Q: What is the position of reciting 40 Durood in a gathering? Should a person recite it individually? Is there a Hadith that supports the fact that the Sahaaba and those after them recited Durood in their gatherings?
A: It is permissible to read durood in a gathering, as it is permissible to make thikr in a gathering. It is reported that the Messenger of Allah (sallallahu alayhi wasallam) said: “Beautify your gatherings with salaat upon me”. And Hazrat Ayesha (radhiyallahu anha) once told people: “Adorn your gatherings with salaat upon the Messenger.” These statements are recorded in the book Al-Maqaasidul-Hasanah. In a sound hadith narrated by Imam Bazzar RA it is stated: “Verily Allah has angels who travel around the earth seeking the halqas (circles) of thikr. When they arrive at such gatherings these angels surround them, then they send a report back to Allah The Most Exalted, Lord of Honour, stating: ‘O Our Lord! We came across a group of your servants who were honouring Your Favours, reciting Your Book, and sending salutations upon Your Rasool Muhammad…. Allah then commands: “Envelope them with mercy”. The angels then petition Allah: ‘O Our Rabb! Among them is a certain sinner who only joined them at the end of the gathering; (what about him)? Allah, The Almighty replies: “Envelope him also with My Mercy, for they are such people that whoever joins them will never become wretched.” (Al-Qowlul-Badee’ p.117)

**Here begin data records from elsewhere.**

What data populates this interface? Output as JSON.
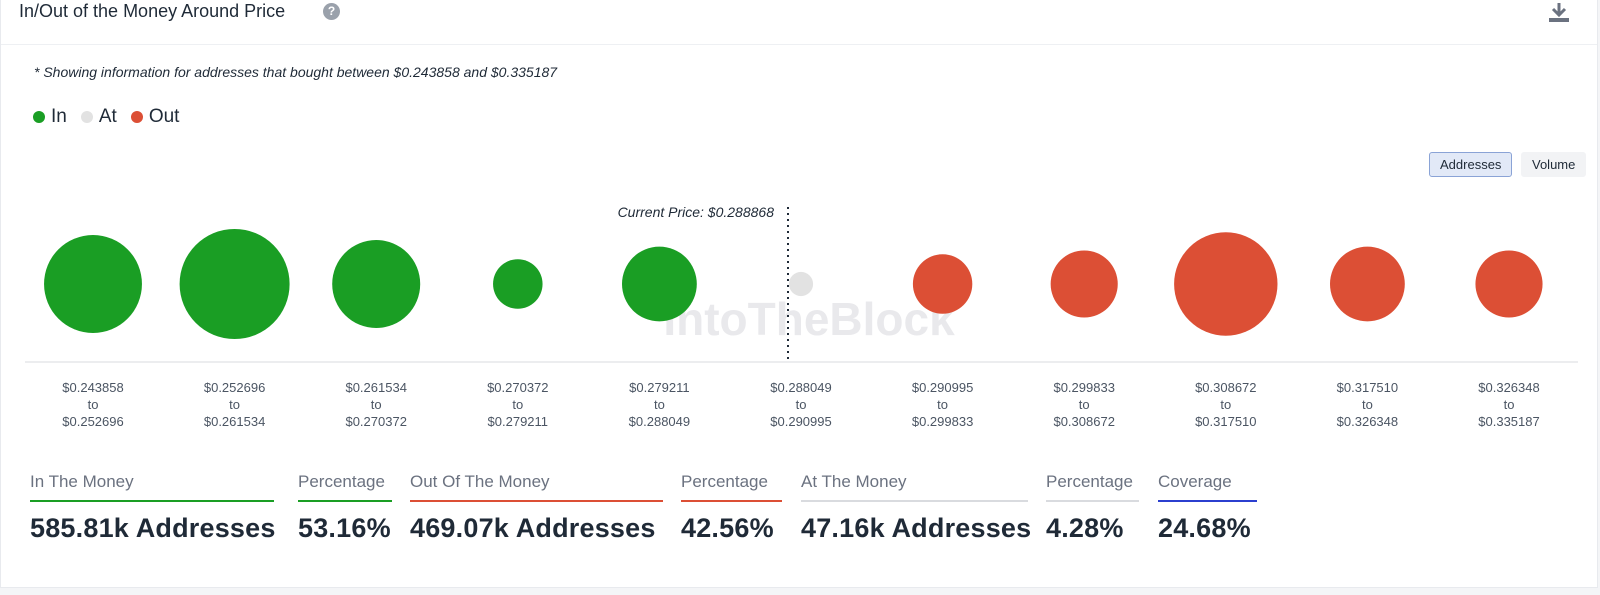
{
  "header": {
    "title": "In/Out of the Money Around Price",
    "help_icon": "question-circle-icon",
    "download_icon": "download-icon"
  },
  "note": "* Showing information for addresses that bought between $0.243858 and $0.335187",
  "legend": [
    {
      "label": "In",
      "color": "#1a9e24"
    },
    {
      "label": "At",
      "color": "#e2e2e2"
    },
    {
      "label": "Out",
      "color": "#dc4f35"
    }
  ],
  "toggle": {
    "options": [
      "Addresses",
      "Volume"
    ],
    "selected": "Addresses"
  },
  "chart_data": {
    "type": "bubble",
    "current_price_label": "Current Price: $0.288868",
    "watermark": "IntoTheBlock",
    "categories": [
      {
        "from": "$0.243858",
        "to_word": "to",
        "to": "$0.252696",
        "status": "In",
        "relative_size": 0.89
      },
      {
        "from": "$0.252696",
        "to_word": "to",
        "to": "$0.261534",
        "status": "In",
        "relative_size": 1.0
      },
      {
        "from": "$0.261534",
        "to_word": "to",
        "to": "$0.270372",
        "status": "In",
        "relative_size": 0.8
      },
      {
        "from": "$0.270372",
        "to_word": "to",
        "to": "$0.279211",
        "status": "In",
        "relative_size": 0.45
      },
      {
        "from": "$0.279211",
        "to_word": "to",
        "to": "$0.288049",
        "status": "In",
        "relative_size": 0.68
      },
      {
        "from": "$0.288049",
        "to_word": "to",
        "to": "$0.290995",
        "status": "At",
        "relative_size": 0.22
      },
      {
        "from": "$0.290995",
        "to_word": "to",
        "to": "$0.299833",
        "status": "Out",
        "relative_size": 0.54
      },
      {
        "from": "$0.299833",
        "to_word": "to",
        "to": "$0.308672",
        "status": "Out",
        "relative_size": 0.61
      },
      {
        "from": "$0.308672",
        "to_word": "to",
        "to": "$0.317510",
        "status": "Out",
        "relative_size": 0.94
      },
      {
        "from": "$0.317510",
        "to_word": "to",
        "to": "$0.326348",
        "status": "Out",
        "relative_size": 0.68
      },
      {
        "from": "$0.326348",
        "to_word": "to",
        "to": "$0.335187",
        "status": "Out",
        "relative_size": 0.61
      }
    ],
    "current_price_between_index": 5
  },
  "stats": [
    {
      "label": "In The Money",
      "value": "585.81k Addresses",
      "color": "#1a9e24"
    },
    {
      "label": "Percentage",
      "value": "53.16%",
      "color": "#1a9e24"
    },
    {
      "label": "Out Of The Money",
      "value": "469.07k Addresses",
      "color": "#dc4f35"
    },
    {
      "label": "Percentage",
      "value": "42.56%",
      "color": "#dc4f35"
    },
    {
      "label": "At The Money",
      "value": "47.16k Addresses",
      "color": "#d9dbdf"
    },
    {
      "label": "Percentage",
      "value": "4.28%",
      "color": "#d9dbdf"
    },
    {
      "label": "Coverage",
      "value": "24.68%",
      "color": "#2b3fcf"
    }
  ]
}
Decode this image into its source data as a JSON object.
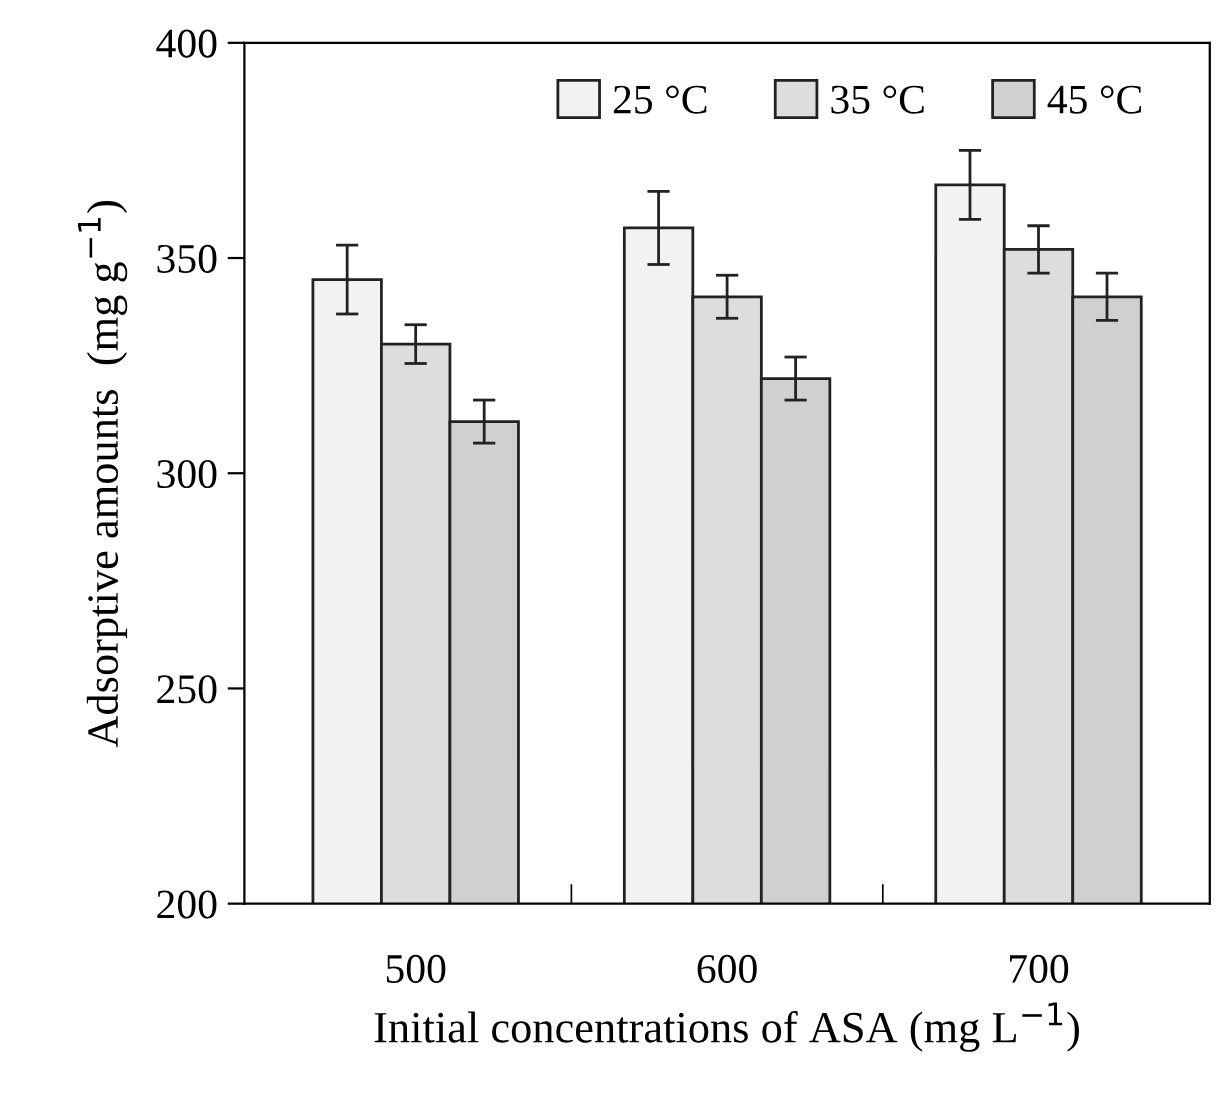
{
  "chart_data": {
    "type": "bar",
    "xlabel": "Initial concentrations of ASA (mg L$^{−1}$)",
    "ylabel": "Adsorptive amounts  (mg g$^{−1}$)",
    "categories": [
      "500",
      "600",
      "700"
    ],
    "series": [
      {
        "name": "25 °C",
        "color": "#f2f2f2",
        "values": [
          345,
          357,
          367
        ],
        "errors": [
          8,
          8.5,
          8
        ]
      },
      {
        "name": "35 °C",
        "color": "#dddddd",
        "values": [
          330,
          341,
          352
        ],
        "errors": [
          4.5,
          5,
          5.5
        ]
      },
      {
        "name": "45 °C",
        "color": "#d0d0d0",
        "values": [
          312,
          322,
          341
        ],
        "errors": [
          5,
          5,
          5.5
        ]
      }
    ],
    "ylim": [
      200,
      400
    ],
    "yticks": [
      200,
      250,
      300,
      350,
      400
    ],
    "grid": false,
    "legend": "top right"
  }
}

From the above narrations we learn that to read durood in a gathering is a virtuous act that is loved by Allah Ta’ala and was encouraged by Our Rasool (sallallahu alayhi wasallam) and his Sahaaba. The forty durood are taken from authentic books of hadith. Therefore, if people read these durood or any other durood in a gathering it is not only permissible but very rewarding and highly encouraged, especially in this day and age when people seldom engage in the thikr of Allah. However, one should not regard this as compulsory and should not condemn those who do not join.